The wives of New Falls didn’t know if she was black or white or Hispanic. Vincent once told her if they knew her real history—that her father had come from Cuba on a raft—an honest-to-God, freaking raft—they would take pity and stop giving her crap with their tips. He said they would love her like he did.
But she’d been too embarrassed to tell them.
Then Yolanda got pregnant.
She figured he’d offer to pay for an abortion though she wouldn’t have one. She was thirty by then, and most men around there didn’t want a woman whose skin was darker than theirs and whose family had lived in a ghetto.
Besides, Yolanda had always wanted a baby.
The best she hoped for was that Vincent would pay her rent until she could go back to work.
She never, ever imagined he’d leave Kitty and ask her to marry him.
But he went to Vegas, and six weeks later they married, and three weeks after that, Yolanda miscarried.
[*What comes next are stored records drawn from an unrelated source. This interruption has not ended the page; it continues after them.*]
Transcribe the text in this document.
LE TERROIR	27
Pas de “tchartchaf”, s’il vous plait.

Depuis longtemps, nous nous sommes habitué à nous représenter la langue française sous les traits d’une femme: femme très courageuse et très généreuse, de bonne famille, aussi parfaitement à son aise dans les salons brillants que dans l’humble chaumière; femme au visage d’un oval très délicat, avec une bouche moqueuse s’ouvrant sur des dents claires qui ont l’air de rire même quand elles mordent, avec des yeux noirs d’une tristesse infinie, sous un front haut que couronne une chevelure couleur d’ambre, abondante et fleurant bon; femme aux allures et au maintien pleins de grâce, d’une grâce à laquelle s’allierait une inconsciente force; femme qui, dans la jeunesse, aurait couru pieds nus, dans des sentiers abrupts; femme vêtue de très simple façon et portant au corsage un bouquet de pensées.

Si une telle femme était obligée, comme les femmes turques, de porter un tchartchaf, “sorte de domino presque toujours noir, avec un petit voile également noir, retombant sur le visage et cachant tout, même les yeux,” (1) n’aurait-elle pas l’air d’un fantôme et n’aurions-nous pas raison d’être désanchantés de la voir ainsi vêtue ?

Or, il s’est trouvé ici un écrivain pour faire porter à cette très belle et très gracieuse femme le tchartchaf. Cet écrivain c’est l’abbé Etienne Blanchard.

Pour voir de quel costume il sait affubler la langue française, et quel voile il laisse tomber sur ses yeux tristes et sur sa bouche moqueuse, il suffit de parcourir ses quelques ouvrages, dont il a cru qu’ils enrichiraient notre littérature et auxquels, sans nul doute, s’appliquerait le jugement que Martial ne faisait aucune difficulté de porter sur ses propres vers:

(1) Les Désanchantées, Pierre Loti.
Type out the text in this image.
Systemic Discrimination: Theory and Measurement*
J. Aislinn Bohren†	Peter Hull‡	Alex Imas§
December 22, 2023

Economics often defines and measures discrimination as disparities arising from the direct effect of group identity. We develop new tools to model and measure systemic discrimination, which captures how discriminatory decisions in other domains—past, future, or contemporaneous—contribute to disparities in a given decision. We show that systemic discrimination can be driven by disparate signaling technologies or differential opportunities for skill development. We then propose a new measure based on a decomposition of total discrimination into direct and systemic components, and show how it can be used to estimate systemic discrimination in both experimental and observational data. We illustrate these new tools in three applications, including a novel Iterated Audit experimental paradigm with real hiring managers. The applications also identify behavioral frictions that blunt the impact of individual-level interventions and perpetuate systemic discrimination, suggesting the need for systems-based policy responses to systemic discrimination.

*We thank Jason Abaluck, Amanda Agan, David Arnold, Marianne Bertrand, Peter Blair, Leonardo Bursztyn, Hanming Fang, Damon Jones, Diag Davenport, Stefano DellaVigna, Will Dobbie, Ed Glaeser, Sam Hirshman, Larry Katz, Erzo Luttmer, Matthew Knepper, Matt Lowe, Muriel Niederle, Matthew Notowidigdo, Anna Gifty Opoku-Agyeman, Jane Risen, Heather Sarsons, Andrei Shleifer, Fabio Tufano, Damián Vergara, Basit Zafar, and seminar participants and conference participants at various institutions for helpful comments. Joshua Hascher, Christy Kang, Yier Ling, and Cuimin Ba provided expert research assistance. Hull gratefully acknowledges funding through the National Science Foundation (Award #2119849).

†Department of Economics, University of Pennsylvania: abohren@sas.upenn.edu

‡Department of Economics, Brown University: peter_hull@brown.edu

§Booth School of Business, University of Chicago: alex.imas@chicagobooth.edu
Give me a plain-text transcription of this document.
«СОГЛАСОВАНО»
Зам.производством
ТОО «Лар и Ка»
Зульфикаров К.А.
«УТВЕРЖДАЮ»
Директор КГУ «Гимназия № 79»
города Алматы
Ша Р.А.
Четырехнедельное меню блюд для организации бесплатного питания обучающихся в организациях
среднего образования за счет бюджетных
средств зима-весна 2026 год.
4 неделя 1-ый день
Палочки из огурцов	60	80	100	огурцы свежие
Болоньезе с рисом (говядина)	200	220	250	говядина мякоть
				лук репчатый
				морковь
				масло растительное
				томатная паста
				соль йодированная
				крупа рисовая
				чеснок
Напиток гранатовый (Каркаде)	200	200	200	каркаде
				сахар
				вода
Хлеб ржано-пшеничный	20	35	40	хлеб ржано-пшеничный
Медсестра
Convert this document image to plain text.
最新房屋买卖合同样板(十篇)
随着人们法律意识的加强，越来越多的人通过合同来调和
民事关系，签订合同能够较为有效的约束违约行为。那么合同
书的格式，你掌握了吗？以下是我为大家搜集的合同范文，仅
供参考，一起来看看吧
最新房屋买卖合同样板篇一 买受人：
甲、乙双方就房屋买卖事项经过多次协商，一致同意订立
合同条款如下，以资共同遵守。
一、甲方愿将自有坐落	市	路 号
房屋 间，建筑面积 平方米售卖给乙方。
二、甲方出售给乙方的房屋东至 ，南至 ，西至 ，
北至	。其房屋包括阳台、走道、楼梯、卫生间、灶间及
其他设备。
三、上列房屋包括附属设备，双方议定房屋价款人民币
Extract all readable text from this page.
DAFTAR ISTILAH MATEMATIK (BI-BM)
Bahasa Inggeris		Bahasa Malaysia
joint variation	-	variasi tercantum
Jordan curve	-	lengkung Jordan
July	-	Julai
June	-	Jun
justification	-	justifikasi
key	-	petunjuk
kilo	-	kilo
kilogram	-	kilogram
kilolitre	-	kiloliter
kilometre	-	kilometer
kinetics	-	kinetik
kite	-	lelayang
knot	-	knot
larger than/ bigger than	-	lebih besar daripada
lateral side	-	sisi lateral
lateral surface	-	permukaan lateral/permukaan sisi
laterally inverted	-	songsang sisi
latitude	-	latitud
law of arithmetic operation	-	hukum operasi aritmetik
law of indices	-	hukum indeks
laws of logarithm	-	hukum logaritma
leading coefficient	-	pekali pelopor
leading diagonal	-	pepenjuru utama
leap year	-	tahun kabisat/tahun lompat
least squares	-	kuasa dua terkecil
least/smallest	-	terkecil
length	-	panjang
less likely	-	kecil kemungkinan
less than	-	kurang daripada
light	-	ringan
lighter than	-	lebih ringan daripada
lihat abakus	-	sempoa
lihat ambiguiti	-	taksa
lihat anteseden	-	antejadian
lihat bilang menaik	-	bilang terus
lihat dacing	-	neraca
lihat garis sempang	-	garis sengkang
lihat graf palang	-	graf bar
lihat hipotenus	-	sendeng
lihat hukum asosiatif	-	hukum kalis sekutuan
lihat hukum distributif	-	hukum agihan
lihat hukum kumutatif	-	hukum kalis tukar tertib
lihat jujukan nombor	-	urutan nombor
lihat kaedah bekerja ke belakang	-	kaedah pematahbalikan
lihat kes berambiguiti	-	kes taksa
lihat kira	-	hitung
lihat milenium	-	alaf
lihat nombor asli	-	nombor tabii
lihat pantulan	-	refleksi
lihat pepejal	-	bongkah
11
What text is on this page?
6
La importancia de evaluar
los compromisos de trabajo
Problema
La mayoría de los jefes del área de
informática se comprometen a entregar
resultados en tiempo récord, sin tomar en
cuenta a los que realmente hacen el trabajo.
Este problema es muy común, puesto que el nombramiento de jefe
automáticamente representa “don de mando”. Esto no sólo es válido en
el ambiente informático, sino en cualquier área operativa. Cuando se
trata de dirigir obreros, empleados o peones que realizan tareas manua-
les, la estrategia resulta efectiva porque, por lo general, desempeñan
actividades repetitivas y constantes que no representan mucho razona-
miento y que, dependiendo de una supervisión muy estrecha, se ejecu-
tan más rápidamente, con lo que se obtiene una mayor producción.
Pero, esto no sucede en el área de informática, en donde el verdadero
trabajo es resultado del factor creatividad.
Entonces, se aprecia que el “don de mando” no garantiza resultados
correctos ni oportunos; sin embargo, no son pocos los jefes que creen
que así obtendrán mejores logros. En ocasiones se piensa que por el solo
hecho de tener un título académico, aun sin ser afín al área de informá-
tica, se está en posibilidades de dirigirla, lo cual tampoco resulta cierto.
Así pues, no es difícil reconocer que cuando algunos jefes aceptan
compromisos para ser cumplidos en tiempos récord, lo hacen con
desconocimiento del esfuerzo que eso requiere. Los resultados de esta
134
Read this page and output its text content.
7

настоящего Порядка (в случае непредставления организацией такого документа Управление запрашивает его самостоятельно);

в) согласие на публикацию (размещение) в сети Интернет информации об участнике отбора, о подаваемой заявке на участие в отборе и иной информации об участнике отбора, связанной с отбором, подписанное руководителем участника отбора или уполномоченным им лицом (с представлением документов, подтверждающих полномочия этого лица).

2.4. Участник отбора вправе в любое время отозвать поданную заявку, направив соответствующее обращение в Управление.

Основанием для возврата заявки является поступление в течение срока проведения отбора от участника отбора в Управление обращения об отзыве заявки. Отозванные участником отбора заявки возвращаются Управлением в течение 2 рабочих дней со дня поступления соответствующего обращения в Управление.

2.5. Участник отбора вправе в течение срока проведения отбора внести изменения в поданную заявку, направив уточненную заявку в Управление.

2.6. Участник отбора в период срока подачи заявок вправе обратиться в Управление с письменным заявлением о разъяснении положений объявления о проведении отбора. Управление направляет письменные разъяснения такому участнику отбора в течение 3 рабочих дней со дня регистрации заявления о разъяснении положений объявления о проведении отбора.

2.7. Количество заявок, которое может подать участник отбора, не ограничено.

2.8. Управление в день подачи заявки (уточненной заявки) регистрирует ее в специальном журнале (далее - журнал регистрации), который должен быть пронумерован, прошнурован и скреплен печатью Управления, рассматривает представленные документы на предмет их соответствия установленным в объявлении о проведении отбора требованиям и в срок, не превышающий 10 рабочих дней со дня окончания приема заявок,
Vincent said they could try again. He really did love her, she guessed.
She dabbed a big dot in the center of the flower, then wiped another tear because no matter how hard she’d tried the women laughed at her, had wanted to laugh right out loud when Kitty showed up at the funeral and made a fool out of her.
Loosening the wide, sparkly belt on her shocking pink minidress that, as Vincent once said, “leaves nothing to nobody’s imagination,” Yolanda studied her artwork on the back window of the dark green Jaguar that, like everything else, had once been his but now was hers.
R.I.P. Vincent DeLano, the artwork read. It was tacky and tasteless and would make the women all loco as she drove through their town, taunting them as they’d taunted her, taunting them, as they deserved.
And if that didn’t work, she thought, hands on her hips, one foot skating in and out of its high-heeled sandal, she would tell the whole world all the secrets she knew, and watch the wives of New Falls come undone.